Dental Care Plan Coverage
Companies with dental care benefits offer insurance that helps pay a portion of the cost for dental treatment and care. Depending on the company’s policy for dental care benefits, dental coverage includes a range of treatments and procedures. Most insurance plans cover the basic procedures such as routine teeth cleaning every six months.
Dental care plans can vary from company to company, but they typically include three categories: Preventive, Basic, and Major services, which vary from semi-annual cleanings to oral surgeries. Preventative dental benefits include exams, x-rays, sealants, fluoride treatments, and children’s basic care.
Basic services would also include fillings, emergency pain relief, root canals, and dental crowns. Finally, Major services can include bridgework, wisdom teeth removal, dentures, and other complex procedures. Some plans cover all practices, like orthodontic work in addition to basic dental care.
The actual benefits of dental care plans are calculated in several ways. Some companies base their coverage on usual, customary, and reasonable (UCR) fees, while others consider the inclusions on account of a fixed fee schedule or table of allowances. Knowing the benefits and exclusions of your Dental Plan can allow you to evade unexpected fees and co-pays. If you have to pay for dental coverage through your employer, here's how to determine whether it's worth the expense.

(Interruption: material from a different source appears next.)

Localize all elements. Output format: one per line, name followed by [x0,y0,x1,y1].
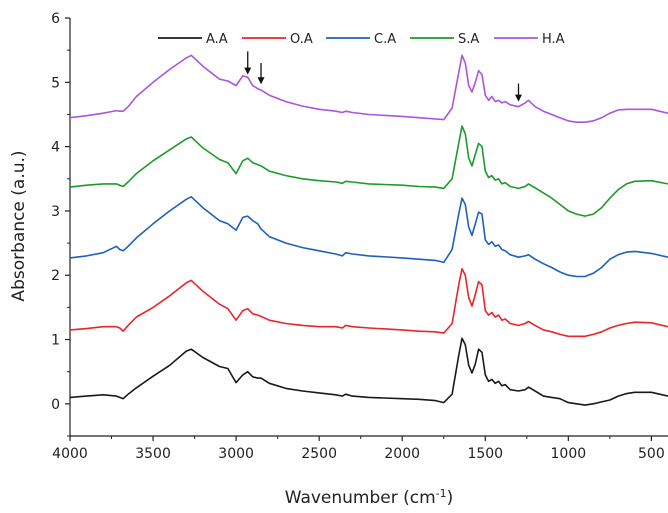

More Company-Provided Employee Benefits
These types of employee benefits that are offered are at the discretion of the employer or are covered under a labor agreement, so they will vary from company to company.
- Hazard Pay
- Maternity, Paternity, and Adoption Leave
- Paid Holidays
- Pay Raise
- Severance Pay
- Vacation Leave
- Work Breaks and Meal Breaks
Fringe Benefits and Perks
Other benefits can vary between industries and businesses, and are sometimes referred to as “fringe” benefits. These perks, also known as “benefits in kind” can include bonuses, profit sharing, medical, disability, and life insurance, paid vacations, free meals, use of a company car, pensions, stock options, childcare, gratuity, company holidays, personal days, sick leave, other time off from work, retirement and pension plan contributions, tuition assistance or reimbursement for employees and/or their families, discounts on company products and services, housing, and other benefits and perks that are provided by companies in addition to the employee's salary.

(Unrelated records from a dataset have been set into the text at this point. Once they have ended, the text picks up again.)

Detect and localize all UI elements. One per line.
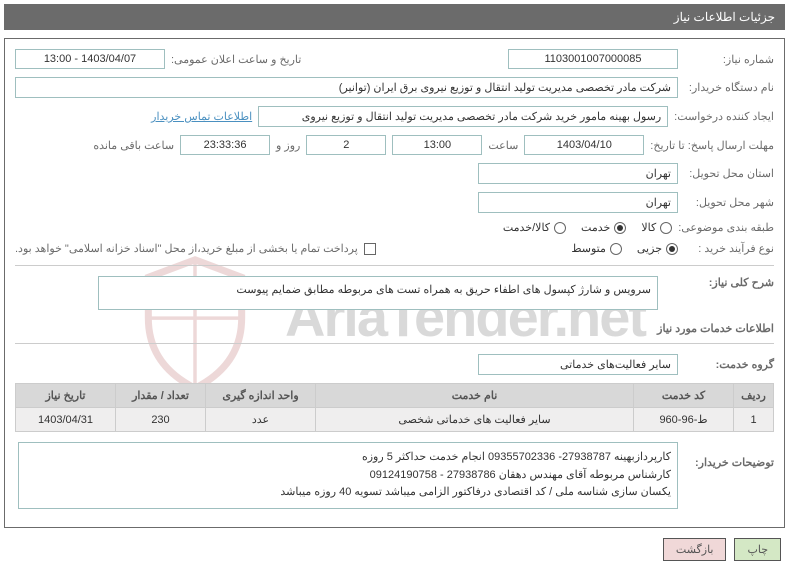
radio-goods[interactable]: کالا [641, 221, 672, 234]
table-header-row: ردیف کد خدمت نام خدمت واحد اندازه گیری ت… [16, 384, 774, 408]
th-unit: واحد اندازه گیری [206, 384, 316, 408]
row-requester: ایجاد کننده درخواست: رسول بهینه مامور خر… [15, 106, 774, 127]
service-group-label: گروه خدمت: [684, 358, 774, 371]
services-table: ردیف کد خدمت نام خدمت واحد اندازه گیری ت… [15, 383, 774, 432]
deadline-time-label: ساعت [488, 139, 518, 152]
th-row: ردیف [734, 384, 774, 408]
radio-medium[interactable]: متوسط [571, 242, 622, 255]
deadline-time-field: 13:00 [392, 135, 482, 155]
deadline-days-label: روز و [276, 139, 300, 152]
td-unit: عدد [206, 408, 316, 432]
process-type-radio-group: جزیی متوسط [571, 242, 678, 255]
process-note: پرداخت تمام یا بخشی از مبلغ خرید،از محل … [15, 242, 358, 255]
category-label: طبقه بندی موضوعی: [678, 221, 774, 234]
th-qty: تعداد / مقدار [116, 384, 206, 408]
radio-partial-label: جزیی [637, 242, 662, 255]
row-province: استان محل تحویل: تهران [15, 163, 774, 184]
td-name: سایر فعالیت های خدماتی شخصی [316, 408, 634, 432]
divider-2 [15, 343, 774, 344]
content-inner: شماره نیاز: 1103001007000085 تاریخ و ساع… [15, 49, 774, 509]
deadline-hours-field: 23:33:36 [180, 135, 270, 155]
radio-goods-service-circle [554, 222, 566, 234]
need-desc-field: سرویس و شارژ کپسول های اطفاء حریق به همر… [98, 276, 658, 310]
radio-goods-service-label: کالا/خدمت [503, 221, 550, 234]
need-desc-label: شرح کلی نیاز: [684, 276, 774, 289]
td-row: 1 [734, 408, 774, 432]
process-type-label: نوع فرآیند خرید : [684, 242, 774, 255]
treasury-checkbox[interactable] [364, 243, 376, 255]
buyer-notes-line2: کارشناس مربوطه آقای مهندس دهقان 27938786… [25, 467, 671, 485]
content-box: AriaTender.net شماره نیاز: 1103001007000… [4, 38, 785, 528]
back-button[interactable]: بازگشت [663, 538, 727, 561]
category-radio-group: کالا خدمت کالا/خدمت [503, 221, 672, 234]
deadline-days-field: 2 [306, 135, 386, 155]
row-service-group: گروه خدمت: سایر فعالیت‌های خدماتی [15, 354, 774, 375]
buyer-notes-line3: یکسان سازی شناسه ملی / کد اقتصادی درفاکت… [25, 484, 671, 502]
table-row: 1 ط-96-960 سایر فعالیت های خدماتی شخصی ع… [16, 408, 774, 432]
city-field: تهران [478, 192, 678, 213]
province-field: تهران [478, 163, 678, 184]
td-qty: 230 [116, 408, 206, 432]
page-header: جزئیات اطلاعات نیاز [4, 4, 785, 30]
th-code: کد خدمت [634, 384, 734, 408]
divider-1 [15, 265, 774, 266]
row-process-type: نوع فرآیند خرید : جزیی متوسط پرداخت تمام… [15, 242, 774, 255]
row-need-desc: شرح کلی نیاز: سرویس و شارژ کپسول های اطف… [15, 276, 774, 310]
radio-partial-circle [666, 243, 678, 255]
row-city: شهر محل تحویل: تهران [15, 192, 774, 213]
services-info-title: اطلاعات خدمات مورد نیاز [15, 322, 774, 335]
row-buyer-org: نام دستگاه خریدار: شرکت مادر تخصصی مدیری… [15, 77, 774, 98]
deadline-date-field: 1403/04/10 [524, 135, 644, 155]
header-title: جزئیات اطلاعات نیاز [674, 10, 775, 24]
announce-datetime-label: تاریخ و ساعت اعلان عمومی: [171, 53, 301, 66]
need-number-field: 1103001007000085 [508, 49, 678, 69]
radio-medium-label: متوسط [571, 242, 606, 255]
th-name: نام خدمت [316, 384, 634, 408]
requester-field: رسول بهینه مامور خرید شرکت مادر تخصصی مد… [258, 106, 668, 127]
buyer-org-field: شرکت مادر تخصصی مدیریت تولید انتقال و تو… [15, 77, 678, 98]
button-row: چاپ بازگشت [4, 538, 785, 561]
deadline-label: مهلت ارسال پاسخ: تا تاریخ: [650, 139, 774, 152]
announce-datetime-field: 1403/04/07 - 13:00 [15, 49, 165, 69]
th-date: تاریخ نیاز [16, 384, 116, 408]
row-need-number: شماره نیاز: 1103001007000085 تاریخ و ساع… [15, 49, 774, 69]
td-date: 1403/04/31 [16, 408, 116, 432]
row-category: طبقه بندی موضوعی: کالا خدمت کالا/خدمت [15, 221, 774, 234]
print-button[interactable]: چاپ [734, 538, 781, 561]
buyer-notes-field: کارپردازبهینه 27938787- 09355702336 انجا… [18, 442, 678, 509]
radio-goods-service[interactable]: کالا/خدمت [503, 221, 566, 234]
buyer-notes-line1: کارپردازبهینه 27938787- 09355702336 انجا… [25, 449, 671, 467]
need-number-label: شماره نیاز: [684, 53, 774, 66]
row-deadline: مهلت ارسال پاسخ: تا تاریخ: 1403/04/10 سا… [15, 135, 774, 155]
province-label: استان محل تحویل: [684, 167, 774, 180]
requester-label: ایجاد کننده درخواست: [674, 110, 774, 123]
contact-link[interactable]: اطلاعات تماس خریدار [151, 110, 252, 123]
td-code: ط-96-960 [634, 408, 734, 432]
radio-goods-label: کالا [641, 221, 656, 234]
main-container: جزئیات اطلاعات نیاز AriaTender.net شماره… [0, 0, 789, 565]
radio-medium-circle [610, 243, 622, 255]
deadline-remaining-label: ساعت باقی مانده [93, 139, 174, 152]
radio-service-label: خدمت [581, 221, 610, 234]
radio-service-circle [614, 222, 626, 234]
row-buyer-notes: توضیحات خریدار: کارپردازبهینه 27938787- … [15, 442, 774, 509]
radio-goods-circle [660, 222, 672, 234]
buyer-notes-label: توضیحات خریدار: [684, 442, 774, 469]
buyer-org-label: نام دستگاه خریدار: [684, 81, 774, 94]
service-group-field: سایر فعالیت‌های خدماتی [478, 354, 678, 375]
city-label: شهر محل تحویل: [684, 196, 774, 209]
radio-service[interactable]: خدمت [581, 221, 626, 234]
radio-partial[interactable]: جزیی [637, 242, 678, 255]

While these benefits are meaningful and do hold monetary value, the employee’s salary remains the same, and the employee cannot “cash in” or trade the offers for a higher salary. Fringe benefits are not required by law and vary from employer to employer.

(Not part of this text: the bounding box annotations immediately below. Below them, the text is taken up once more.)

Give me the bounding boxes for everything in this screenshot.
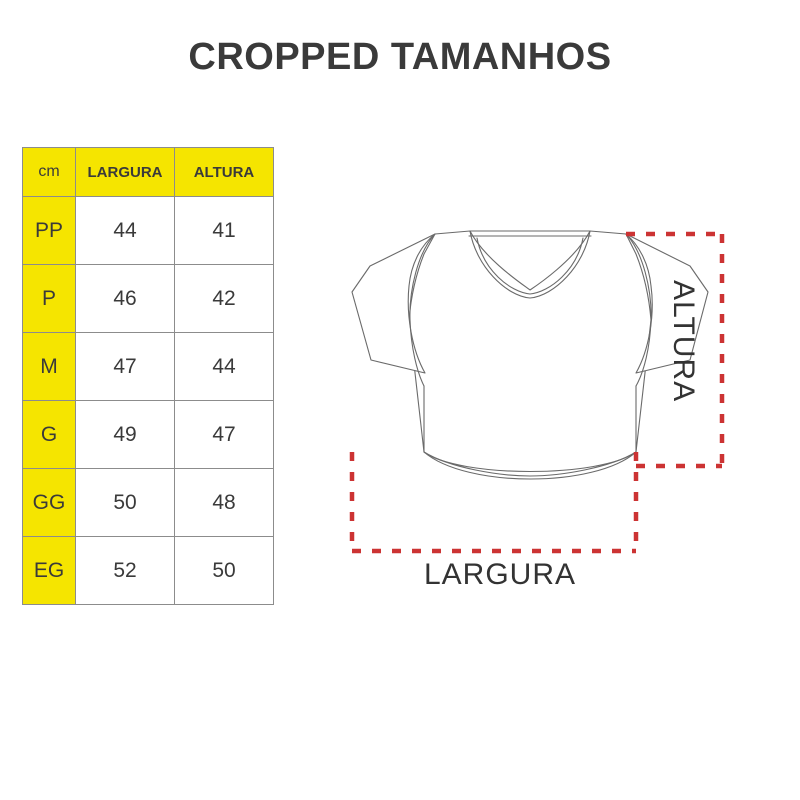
size-label-gg: GG bbox=[22, 468, 76, 537]
size-table-body: PP 44 41 P 46 42 M 47 44 G 49 47 GG 50 bbox=[22, 196, 274, 605]
altura-value-eg: 50 bbox=[174, 536, 274, 605]
size-label-p: P bbox=[22, 264, 76, 333]
largura-value-pp: 44 bbox=[75, 196, 175, 265]
column-header-unit: cm bbox=[22, 147, 76, 197]
table-row: EG 52 50 bbox=[22, 536, 274, 605]
size-label-g: G bbox=[22, 400, 76, 469]
size-table-container: cm LARGURA ALTURA PP 44 41 P 46 42 M 47 … bbox=[22, 147, 274, 605]
table-row: GG 50 48 bbox=[22, 468, 274, 537]
largura-value-p: 46 bbox=[75, 264, 175, 333]
table-row: PP 44 41 bbox=[22, 196, 274, 265]
size-label-eg: EG bbox=[22, 536, 76, 605]
garment-diagram bbox=[270, 200, 790, 620]
size-table-header: cm LARGURA ALTURA bbox=[22, 147, 274, 197]
largura-value-g: 49 bbox=[75, 400, 175, 469]
largura-value-gg: 50 bbox=[75, 468, 175, 537]
size-table: cm LARGURA ALTURA PP 44 41 P 46 42 M 47 … bbox=[22, 147, 274, 605]
page-title: CROPPED TAMANHOS bbox=[188, 36, 612, 78]
table-row: M 47 44 bbox=[22, 332, 274, 401]
altura-value-p: 42 bbox=[174, 264, 274, 333]
column-header-largura: LARGURA bbox=[75, 147, 175, 197]
table-header-row: cm LARGURA ALTURA bbox=[22, 147, 274, 197]
altura-value-m: 44 bbox=[174, 332, 274, 401]
table-row: P 46 42 bbox=[22, 264, 274, 333]
altura-measure-label: ALTURA bbox=[667, 280, 700, 403]
size-label-pp: PP bbox=[22, 196, 76, 265]
size-label-m: M bbox=[22, 332, 76, 401]
tshirt-outline-icon bbox=[351, 230, 709, 480]
measurement-lines bbox=[349, 231, 725, 554]
table-row: G 49 47 bbox=[22, 400, 274, 469]
altura-value-pp: 41 bbox=[174, 196, 274, 265]
column-header-altura: ALTURA bbox=[174, 147, 274, 197]
altura-value-g: 47 bbox=[174, 400, 274, 469]
largura-value-eg: 52 bbox=[75, 536, 175, 605]
largura-measure-label: LARGURA bbox=[423, 558, 577, 591]
largura-value-m: 47 bbox=[75, 332, 175, 401]
altura-value-gg: 48 bbox=[174, 468, 274, 537]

Review Your Employee Benefits Package
Whether you are job searching, deciding on a job offer, or happily employed, it's important to review what benefit coverage is provided by the company and to decide whether the employee benefits package is one that fully meets your needs. It's also important to take full advantage of what the company provides to employees.
Employee Benefits Questions to Ask
There are employee benefits questions you should ask, to ensure that your overall compensation plan is right for you and for your family. Also, ask specific questions based on your needs and on the criteria that are important to you.